Questo naturalmente è un riassunto dei riassunti e come abbiamo
detto molte proprietà sono ancora oggetto di ricerche e potrebbero
venirne fuori delle altre.
“Purtroppo
la canapa è ancora un prodotto borderline - ci dice Matteo - “ma
le sue applicazioni sono infinite e spero che la situazione si
definisca chiaramente una volta per tutte. Siamo in tanti a
crederci”.
La
sua passione lo ha spinto anche a sperimentazioni diverse, come ad
esempio quelle culinarie. Sul suo sito troviamo un’intera sezione
di ricette realizzate con questa pianta, tra cui il “latte di
canapa”, un concentrato di proteine, aminoacidi essenziali e
tantissime vitamine come A-D-C-E e diverse del gruppo B, ottime per
il sistema nervoso. Basterà prendere 200 gr di semi di canapa,
frullarli con 100 ml d’acqua fino a che non risulteranno
perfettamente tritati e aggiungere altri 100 ml d’acqua mescolando
bene. La quantità di liquidi dipenderà dal grado di densità che
vorrete ottenere. A questo punto filtrate il tutto con un colino a
maglie stette e conservate in una bottiglia di vetro ben chiusa e in
frigorifero per un paio di giorni. Con questa base potrete anche
ottenere pancake di canapa, crema pasticcera di canapa e qualunque
preparazione a base di latte. Con i fiori di questa tisana si possono
aromatizzare torte o biscotti o se vi piace davvero il suo sapore
potete farla bollire qualche minuto nel latte “normale” che
grazie ai suoi grassi estrarrà tutti i principi attivi e vi regalerà
una bevanda rilassante dal gusto ricco e intenso. Forse dovrete
dolcificarla leggermente con della polvere di stevia o del miele, a
gusto personale.
Come
avrete intuito dai nutrienti contenuti nel latte di canapa, i suoi
semi sono ormai considerati all’unanimità un superfood, talmente
pieni di nutrienti da sfamare e nutrire adeguatamente milioni di
persone. Ma non riusciamo a trattare ogni singola voce in questa sede
per ovvie ragioni di spazio. Ci limiteremo a dire che tra le
applicazioni più importanti e pericolose di questa pianta c’è la
produzione di un biodiesel derivato da una seconda e una terza
spremitura dei semi: la prima, fatta a freddo, si usa per produrre un
olio destinato ad uso alimentare e che racchiude tutte le proprietà
di cui sopra.
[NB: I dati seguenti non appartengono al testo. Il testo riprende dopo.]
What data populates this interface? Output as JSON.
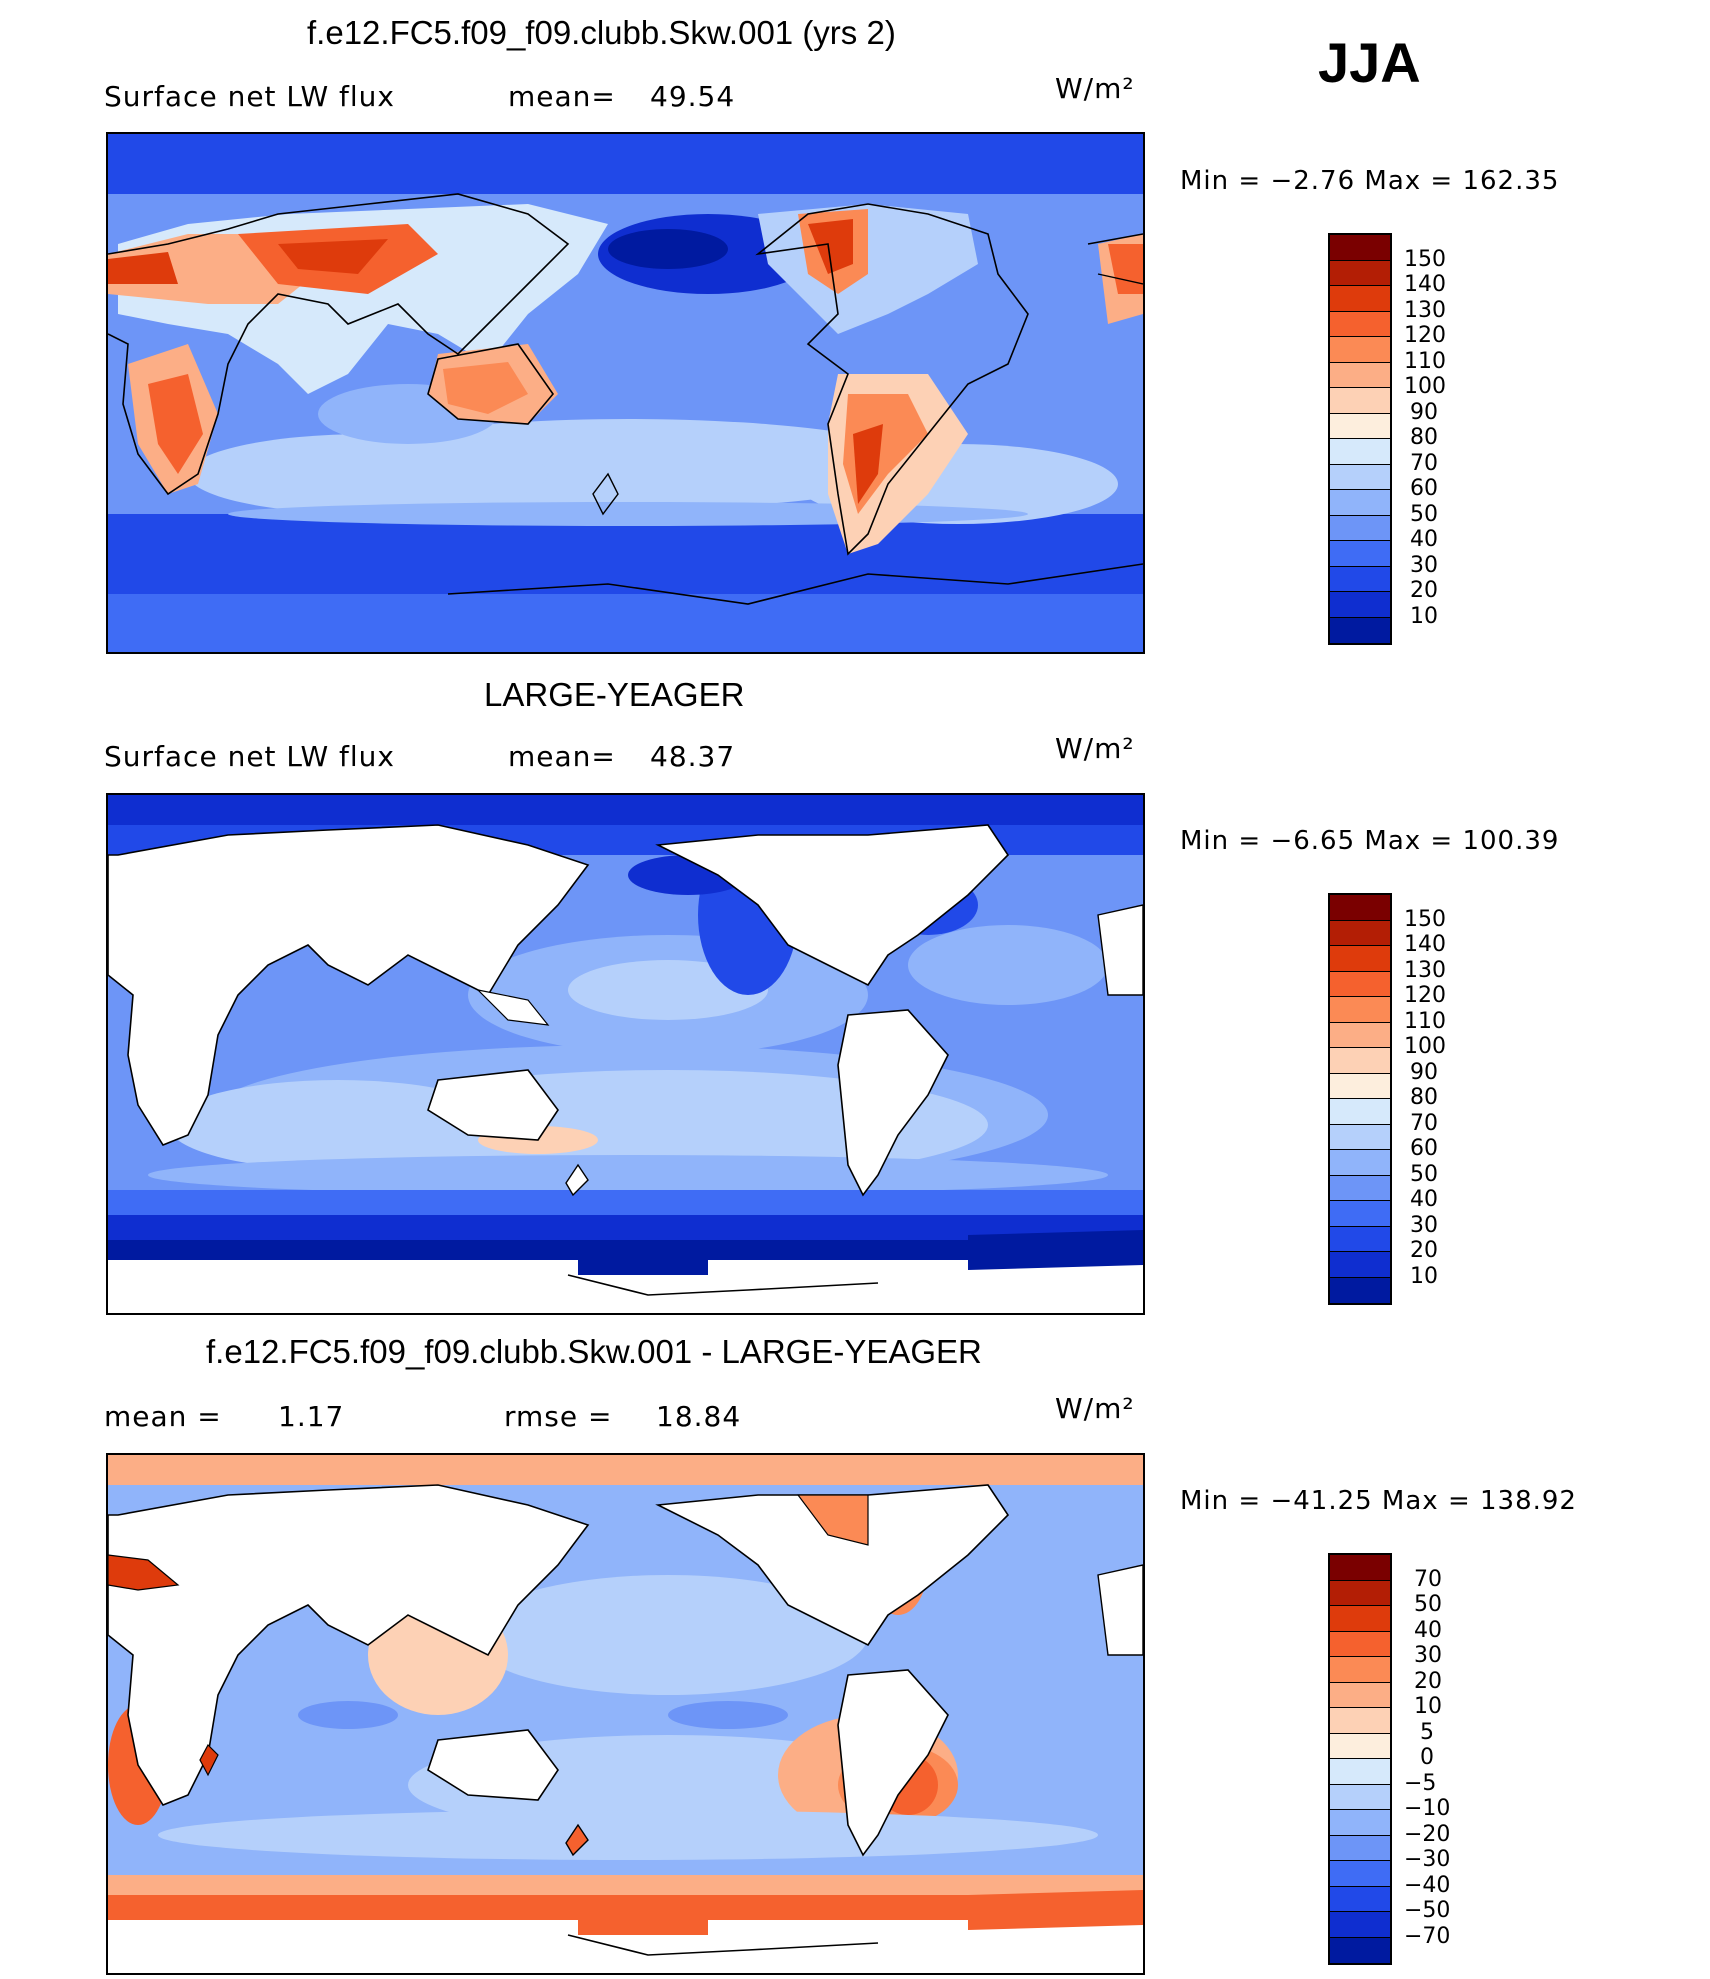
{
  "season": "JJA",
  "units": "W/m²",
  "panels": [
    {
      "title": "f.e12.FC5.f09_f09.clubb.Skw.001 (yrs 2)",
      "variable": "Surface net LW flux",
      "mean_label": "mean=",
      "mean_value": "49.54",
      "min_max": "Min =   −2.76 Max = 162.35",
      "colorbar_labels": [
        "150",
        "140",
        "130",
        "120",
        "110",
        "100",
        "90",
        "80",
        "70",
        "60",
        "50",
        "40",
        "30",
        "20",
        "10"
      ]
    },
    {
      "title": "LARGE-YEAGER",
      "variable": "Surface net LW flux",
      "mean_label": "mean=",
      "mean_value": "48.37",
      "min_max": "Min =   −6.65 Max = 100.39",
      "colorbar_labels": [
        "150",
        "140",
        "130",
        "120",
        "110",
        "100",
        "90",
        "80",
        "70",
        "60",
        "50",
        "40",
        "30",
        "20",
        "10"
      ]
    },
    {
      "title": "f.e12.FC5.f09_f09.clubb.Skw.001 - LARGE-YEAGER",
      "mean_label": "mean =",
      "mean_value": "1.17",
      "rmse_label": "rmse =",
      "rmse_value": "18.84",
      "min_max": "Min = −41.25 Max = 138.92",
      "colorbar_labels": [
        "70",
        "50",
        "40",
        "30",
        "20",
        "10",
        "5",
        "0",
        "−5",
        "−10",
        "−20",
        "−30",
        "−40",
        "−50",
        "−70"
      ]
    }
  ],
  "colors": {
    "flux_scale": [
      "#7a0000",
      "#b31e05",
      "#de3b0c",
      "#f5612e",
      "#fb8a55",
      "#fcae86",
      "#fdd1b5",
      "#fdeedd",
      "#d6e9fb",
      "#b5d0fb",
      "#90b4fa",
      "#6d95f7",
      "#3f6cf5",
      "#2149e8",
      "#0f2ed0",
      "#001aa0"
    ],
    "diff_scale": [
      "#7a0000",
      "#b31e05",
      "#de3b0c",
      "#f5612e",
      "#fb8a55",
      "#fcae86",
      "#fdd1b5",
      "#fdeedd",
      "#d6e9fb",
      "#b5d0fb",
      "#90b4fa",
      "#6d95f7",
      "#3f6cf5",
      "#2149e8",
      "#0f2ed0",
      "#001aa0"
    ],
    "land": "#ffffff",
    "coast": "#000000"
  }
}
Le estrazioni successive effettuate a caldo distruggono
i nutrienti ancora presenti ma regalano un combustibile eccezionale;
del resto, a chi interessa che un combustibile per auto mantenga
inalterate le vitamine?
In
tutto questo spazio sono riuscita solo a fare una panoramica
generale, ma spero che ora sia davvero chiara la pericolosità di
questa pianta.
Un
Paese pieno di colture di canapa utilizzate a pieno regime e in tutte
le sue applicazioni manderebbe fallite le imprese di mezzo mondo, con
incredibili vantaggi per la salute, per l’ambiente e per le tasche
della massa dei consumatori.
E
questo naturalmente non è accettabile.
Un
ambiente ecologicamente sano è gratis mentre l’inquinamento mette
in moto una gran quantità di denaro.
Quale
mai potrà essere la scelta più saggia?
Non
stupiamoci se si continuerà a contrastare in ogni modo il ritorno di
questa pianta. Le scuse potrebbero essere tante.
La
versione ricca di THC resta proibita perché provoca euforia e
sballo?
Mettete
fuori legge gli alcolici e anche la colla, a questo punto.
La
combustione è dannosa per chi la fuma?
Ritirate
dal mercato anche le sigarette se davvero siete così preoccupati per
la nostra salute.
L’abuso
può provocare danni?
In
caso di abuso ognuno si prende i propri rischi soggettivi: qualunque
cosa se portata agli estremi non produce quasi mai effetti positivi.
La lattuga è una verdura e quindi per definizione “fa bene” ma
forse non tutti sanno che non è proprio il massimo della
digeribilità e che se la si consuma in eccesso può causare dei
fastidiosi mal di pancia. Il latte è ricco di tanti elementi “buoni”
ma se si esagera una bella diarrea non ce la leva nessuno. Anche un
abuso di lasagne può avere delle conseguenze, insomma il concetto è
chiaro.
Ma
forse non per tutti, soprattutto per chi rischia di perdere i propri
guadagni. E fa letteralmente “orecchie da mercante”.